No it won't. You must first fix a specific theory to apply your solver to. It won't work for every arbitrary choice of theory even with recursively enumerable axioms.

First of all, I should have written "recursively enumerable theory" or "theory with decidable axioms". But I think it's clear that I'm referring to things like ZFC, first-order PA or any other similar system.

With that out of the way, it's pretty easy to write a general theorem prover for such theories if you can solve the halting problem.

First define a TM G that takes as input 1. the description of another TM A that decides whether a particular sentence is an axiom of some theory T and 2. a sentence P. We enumerate all syntactically valid proofs with P as the conclusion and check whether all axioms are valid according to A and all inferences are sound.
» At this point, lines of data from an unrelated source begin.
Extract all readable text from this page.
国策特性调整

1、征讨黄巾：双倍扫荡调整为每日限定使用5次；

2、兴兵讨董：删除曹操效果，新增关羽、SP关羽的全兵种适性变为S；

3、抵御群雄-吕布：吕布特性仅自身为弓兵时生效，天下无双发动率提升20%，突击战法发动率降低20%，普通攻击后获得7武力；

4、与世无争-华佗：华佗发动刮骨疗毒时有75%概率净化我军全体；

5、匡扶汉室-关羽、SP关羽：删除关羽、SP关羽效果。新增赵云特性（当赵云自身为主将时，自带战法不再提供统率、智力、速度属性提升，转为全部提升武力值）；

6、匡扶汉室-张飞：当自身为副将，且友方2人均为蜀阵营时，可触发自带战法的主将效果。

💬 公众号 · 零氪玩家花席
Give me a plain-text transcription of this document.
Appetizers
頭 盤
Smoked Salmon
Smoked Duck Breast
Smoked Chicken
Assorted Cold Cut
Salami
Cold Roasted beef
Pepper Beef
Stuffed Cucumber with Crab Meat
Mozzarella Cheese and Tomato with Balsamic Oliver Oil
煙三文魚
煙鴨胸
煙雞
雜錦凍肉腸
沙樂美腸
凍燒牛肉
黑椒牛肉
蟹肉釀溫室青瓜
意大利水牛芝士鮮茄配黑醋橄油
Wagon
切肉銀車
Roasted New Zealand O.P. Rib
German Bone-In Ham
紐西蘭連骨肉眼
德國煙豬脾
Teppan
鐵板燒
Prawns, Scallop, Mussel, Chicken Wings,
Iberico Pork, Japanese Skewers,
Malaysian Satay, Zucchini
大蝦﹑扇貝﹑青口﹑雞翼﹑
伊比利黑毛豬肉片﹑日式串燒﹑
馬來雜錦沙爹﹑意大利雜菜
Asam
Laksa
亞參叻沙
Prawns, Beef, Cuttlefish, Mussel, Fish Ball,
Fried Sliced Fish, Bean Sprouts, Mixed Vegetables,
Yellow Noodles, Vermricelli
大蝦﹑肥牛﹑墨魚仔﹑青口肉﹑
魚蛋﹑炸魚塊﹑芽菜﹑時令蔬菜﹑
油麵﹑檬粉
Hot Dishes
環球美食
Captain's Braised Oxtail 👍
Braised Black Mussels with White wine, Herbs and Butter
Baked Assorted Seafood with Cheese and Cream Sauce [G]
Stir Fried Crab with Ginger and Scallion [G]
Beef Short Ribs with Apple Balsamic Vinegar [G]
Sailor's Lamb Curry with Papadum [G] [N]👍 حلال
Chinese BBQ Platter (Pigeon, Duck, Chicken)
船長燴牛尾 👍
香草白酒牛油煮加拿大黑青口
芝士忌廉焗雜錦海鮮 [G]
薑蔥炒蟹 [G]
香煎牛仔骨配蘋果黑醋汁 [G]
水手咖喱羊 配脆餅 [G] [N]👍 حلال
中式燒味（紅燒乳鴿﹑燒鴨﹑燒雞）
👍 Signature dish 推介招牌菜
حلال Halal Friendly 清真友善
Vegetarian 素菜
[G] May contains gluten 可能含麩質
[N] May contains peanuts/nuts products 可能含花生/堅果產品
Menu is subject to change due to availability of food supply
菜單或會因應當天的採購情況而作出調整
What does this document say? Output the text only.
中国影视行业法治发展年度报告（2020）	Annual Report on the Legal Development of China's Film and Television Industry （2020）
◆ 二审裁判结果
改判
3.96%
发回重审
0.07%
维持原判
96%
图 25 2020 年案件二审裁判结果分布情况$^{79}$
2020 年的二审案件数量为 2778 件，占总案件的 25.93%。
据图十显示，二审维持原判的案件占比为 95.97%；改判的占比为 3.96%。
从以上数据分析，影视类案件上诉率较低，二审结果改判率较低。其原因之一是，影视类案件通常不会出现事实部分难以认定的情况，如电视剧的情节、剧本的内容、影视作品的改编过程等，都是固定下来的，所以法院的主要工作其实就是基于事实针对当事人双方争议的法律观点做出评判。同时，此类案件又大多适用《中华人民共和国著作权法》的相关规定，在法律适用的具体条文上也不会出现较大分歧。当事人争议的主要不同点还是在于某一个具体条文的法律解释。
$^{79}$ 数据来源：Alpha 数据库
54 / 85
If we find a valid proof, we stop. (G can obviously be built.)

Then define H such that it takes the same inputs as G, and then (using the halting oracle) determines whether G would halt given A and P. If yes, return true, otherwise false.

Then H would be a decider for the language consisting of all pairs T |= P, where T is some recursively enumerable theory.

Yes it will? This works for any first-order theory with a recursive set of axioms. You are simply searching for proofs of implications from the axioms and using the halting oracle to tell if the search terminates or not. By the compactness theorem this is guaranteed to work.

Of course you have to input the axioms, how would a theorem prover work otherwise?

> By the compactness theorem this is guaranteed to work.

I think you mean completeness, but essentially yes.

In this case I meant compactness - if a statement follows from your (possibly infinite set of) axioms then it follows from a finite subset of them. But you can skin the cat in many ways, yeah (proof theory vs model theory way of looking at it I guess).